One Little Indian
Björk’s latest album is her longest (clocking in at 72 minutes) and her most daring yet. On past recordings, cadres of female musicians with fierce chops held sway – employing French horns and strings. This time out, a dozen Icelandic flutists are the ensemble of choice. Alongside them is the electronic musician Arca, in an enhanced role as collaborator rather than appearing, as he did previously, once the songs had already been written.
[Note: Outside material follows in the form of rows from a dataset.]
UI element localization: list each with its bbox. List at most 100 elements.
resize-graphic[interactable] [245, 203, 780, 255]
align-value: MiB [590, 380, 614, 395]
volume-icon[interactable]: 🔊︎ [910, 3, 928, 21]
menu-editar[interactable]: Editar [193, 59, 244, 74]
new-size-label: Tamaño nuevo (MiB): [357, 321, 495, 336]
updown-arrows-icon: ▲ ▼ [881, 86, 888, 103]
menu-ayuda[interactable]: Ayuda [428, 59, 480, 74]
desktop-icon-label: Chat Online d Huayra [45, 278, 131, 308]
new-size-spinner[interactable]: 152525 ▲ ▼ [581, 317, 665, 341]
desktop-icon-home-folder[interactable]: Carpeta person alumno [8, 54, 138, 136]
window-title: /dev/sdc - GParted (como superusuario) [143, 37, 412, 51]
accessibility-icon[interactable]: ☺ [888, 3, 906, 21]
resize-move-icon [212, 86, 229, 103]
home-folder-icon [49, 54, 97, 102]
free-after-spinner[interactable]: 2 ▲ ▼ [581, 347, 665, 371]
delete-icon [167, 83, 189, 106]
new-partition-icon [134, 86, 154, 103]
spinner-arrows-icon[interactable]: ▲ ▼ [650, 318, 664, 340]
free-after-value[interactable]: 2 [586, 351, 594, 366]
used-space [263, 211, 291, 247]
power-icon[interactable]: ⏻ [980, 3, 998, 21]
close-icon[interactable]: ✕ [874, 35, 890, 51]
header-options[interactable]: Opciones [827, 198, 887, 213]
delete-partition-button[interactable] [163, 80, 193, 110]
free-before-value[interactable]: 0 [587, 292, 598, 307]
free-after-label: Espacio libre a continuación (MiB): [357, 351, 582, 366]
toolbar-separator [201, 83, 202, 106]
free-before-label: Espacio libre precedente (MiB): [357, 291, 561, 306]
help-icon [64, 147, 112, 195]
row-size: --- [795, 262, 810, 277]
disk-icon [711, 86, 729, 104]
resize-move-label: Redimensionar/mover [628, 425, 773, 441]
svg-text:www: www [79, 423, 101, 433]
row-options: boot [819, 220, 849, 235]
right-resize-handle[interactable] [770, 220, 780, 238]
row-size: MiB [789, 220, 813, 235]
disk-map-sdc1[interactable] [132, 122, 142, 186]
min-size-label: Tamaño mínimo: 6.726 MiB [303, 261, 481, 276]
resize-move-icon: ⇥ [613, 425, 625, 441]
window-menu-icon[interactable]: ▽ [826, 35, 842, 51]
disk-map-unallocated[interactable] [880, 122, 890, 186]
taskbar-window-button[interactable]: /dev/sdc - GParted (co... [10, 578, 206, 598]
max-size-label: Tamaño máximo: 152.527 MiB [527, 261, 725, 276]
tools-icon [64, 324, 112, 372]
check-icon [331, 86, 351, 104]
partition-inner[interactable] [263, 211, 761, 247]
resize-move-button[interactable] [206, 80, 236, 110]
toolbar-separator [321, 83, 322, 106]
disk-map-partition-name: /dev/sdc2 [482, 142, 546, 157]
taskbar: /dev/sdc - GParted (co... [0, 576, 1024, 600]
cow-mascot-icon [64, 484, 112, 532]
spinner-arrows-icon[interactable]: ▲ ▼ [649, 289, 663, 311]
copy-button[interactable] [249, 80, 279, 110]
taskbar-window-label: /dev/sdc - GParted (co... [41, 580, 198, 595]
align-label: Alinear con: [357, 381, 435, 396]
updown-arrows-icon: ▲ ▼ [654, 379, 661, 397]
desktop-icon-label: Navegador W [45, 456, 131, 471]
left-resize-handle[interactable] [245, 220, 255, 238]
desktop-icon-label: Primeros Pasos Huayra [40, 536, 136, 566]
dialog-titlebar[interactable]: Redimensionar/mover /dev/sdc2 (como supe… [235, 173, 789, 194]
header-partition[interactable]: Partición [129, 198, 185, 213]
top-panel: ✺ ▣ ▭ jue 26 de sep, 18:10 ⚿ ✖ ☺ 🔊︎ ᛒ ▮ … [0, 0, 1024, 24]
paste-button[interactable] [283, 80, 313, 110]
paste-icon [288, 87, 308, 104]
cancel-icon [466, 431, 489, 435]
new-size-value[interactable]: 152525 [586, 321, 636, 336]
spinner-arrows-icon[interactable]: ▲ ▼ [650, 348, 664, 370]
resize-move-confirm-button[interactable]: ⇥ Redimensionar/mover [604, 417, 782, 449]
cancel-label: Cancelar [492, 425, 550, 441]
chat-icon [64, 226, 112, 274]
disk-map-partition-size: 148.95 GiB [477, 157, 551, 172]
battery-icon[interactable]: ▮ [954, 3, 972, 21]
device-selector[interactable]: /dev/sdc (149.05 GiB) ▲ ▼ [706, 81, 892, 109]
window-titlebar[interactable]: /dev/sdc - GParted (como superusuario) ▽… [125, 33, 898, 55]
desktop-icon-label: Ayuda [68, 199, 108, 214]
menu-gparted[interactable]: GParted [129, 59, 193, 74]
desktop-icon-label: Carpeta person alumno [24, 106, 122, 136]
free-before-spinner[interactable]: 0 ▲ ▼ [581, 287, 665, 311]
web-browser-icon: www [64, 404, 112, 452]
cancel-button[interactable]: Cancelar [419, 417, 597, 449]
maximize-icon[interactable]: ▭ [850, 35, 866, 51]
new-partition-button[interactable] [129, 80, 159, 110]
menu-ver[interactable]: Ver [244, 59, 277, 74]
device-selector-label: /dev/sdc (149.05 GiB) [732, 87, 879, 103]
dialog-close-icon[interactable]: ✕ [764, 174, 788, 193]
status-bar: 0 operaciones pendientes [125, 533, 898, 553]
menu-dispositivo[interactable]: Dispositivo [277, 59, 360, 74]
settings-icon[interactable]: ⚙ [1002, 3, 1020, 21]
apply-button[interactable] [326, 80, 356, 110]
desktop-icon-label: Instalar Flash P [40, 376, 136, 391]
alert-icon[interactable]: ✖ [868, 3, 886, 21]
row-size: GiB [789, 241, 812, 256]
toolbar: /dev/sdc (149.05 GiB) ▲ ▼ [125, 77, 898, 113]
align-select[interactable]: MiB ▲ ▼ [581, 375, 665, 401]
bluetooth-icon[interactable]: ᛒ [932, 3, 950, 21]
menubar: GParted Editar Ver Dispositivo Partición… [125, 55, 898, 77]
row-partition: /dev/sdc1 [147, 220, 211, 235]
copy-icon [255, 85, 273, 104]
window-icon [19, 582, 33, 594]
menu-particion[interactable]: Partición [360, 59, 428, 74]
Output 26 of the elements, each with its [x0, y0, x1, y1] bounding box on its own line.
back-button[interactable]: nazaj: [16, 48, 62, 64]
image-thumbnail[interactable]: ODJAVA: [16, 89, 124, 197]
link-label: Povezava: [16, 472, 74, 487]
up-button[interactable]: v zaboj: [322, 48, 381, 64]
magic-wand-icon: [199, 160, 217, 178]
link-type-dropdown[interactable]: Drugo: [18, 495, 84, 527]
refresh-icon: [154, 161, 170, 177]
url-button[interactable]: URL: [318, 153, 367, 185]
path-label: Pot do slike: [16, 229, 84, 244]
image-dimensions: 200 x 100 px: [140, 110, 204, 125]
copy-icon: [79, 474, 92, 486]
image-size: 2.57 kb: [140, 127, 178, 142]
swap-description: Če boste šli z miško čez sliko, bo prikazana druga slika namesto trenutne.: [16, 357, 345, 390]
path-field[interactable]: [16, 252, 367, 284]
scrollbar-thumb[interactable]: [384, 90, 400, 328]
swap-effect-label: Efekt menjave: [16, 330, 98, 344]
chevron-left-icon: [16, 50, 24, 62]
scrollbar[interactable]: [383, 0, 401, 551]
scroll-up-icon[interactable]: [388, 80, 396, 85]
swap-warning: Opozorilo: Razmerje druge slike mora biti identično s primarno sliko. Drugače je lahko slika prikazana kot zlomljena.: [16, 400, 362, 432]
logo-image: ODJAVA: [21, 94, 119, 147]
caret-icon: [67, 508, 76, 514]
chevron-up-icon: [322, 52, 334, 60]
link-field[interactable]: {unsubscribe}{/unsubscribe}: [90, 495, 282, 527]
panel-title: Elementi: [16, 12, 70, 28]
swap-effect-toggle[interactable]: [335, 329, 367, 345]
These performers are augmented by additional classical musicians and singers, making for a heady mix of timbres.
Where Vulnicura was about personal devastation – Björk’s breakup with her then-partner artist Matthew Barney, Utopia is about the returning of equilibrium, healing, happiness, and even romance. Thus, these two efforts demonstrate both sides of personal vulnerability; the musical differences are stark. Vulnicura’s “Black Lake” is a dark meditation of despair, whereas Utopia’s “Arisen My Senses” contains sensuous melodic lines and an arrangement replete with bird-calls and flutes. The songs on Utopia are intricately designed, containing beautiful variegated textures crafted with tremendous artistry. But the music displays lightness of touch too; indeed, it often floats. Björk’s voice retains a formidable range, both in terms of compass and of the myriad demeanors she flexibly coaxes from it.
Much has been made about Utopia’s ornate melodies and lack of rhythmic propulsion in the press; I would suggest too much. “The Gate” may be an extended track, but it has one of the most soaring, viscerally moving tunes in Björk’s catalog. Likewise, a noteworthy example where propulsive beats play a role is the fascinating “Courtship,” in which Arca puts skittering percussion alongside the flute choir and then juxtaposed against it. In the midst of this mix of sounds, Björk’s voice sits mid-register and the lyrics venture into a narrative “storytelling” mode.
Many stories are told in the course of Utopia. Often, they mirror the vocalist’s own experience of reentering the world of dating and relationships. That Björk at times approaches the idea of love with trepidation and at others with jubilation makes her willingness to share lyrics based on autobiography all the more touching.
In a year filled with revelations of abuse and betrayal, Utopia reminds us that just around the corner from desolation can be restoration and healing; one hopes many will take solace from the album’s message. I do, and In my opinion, it is the best pop recording of 2017.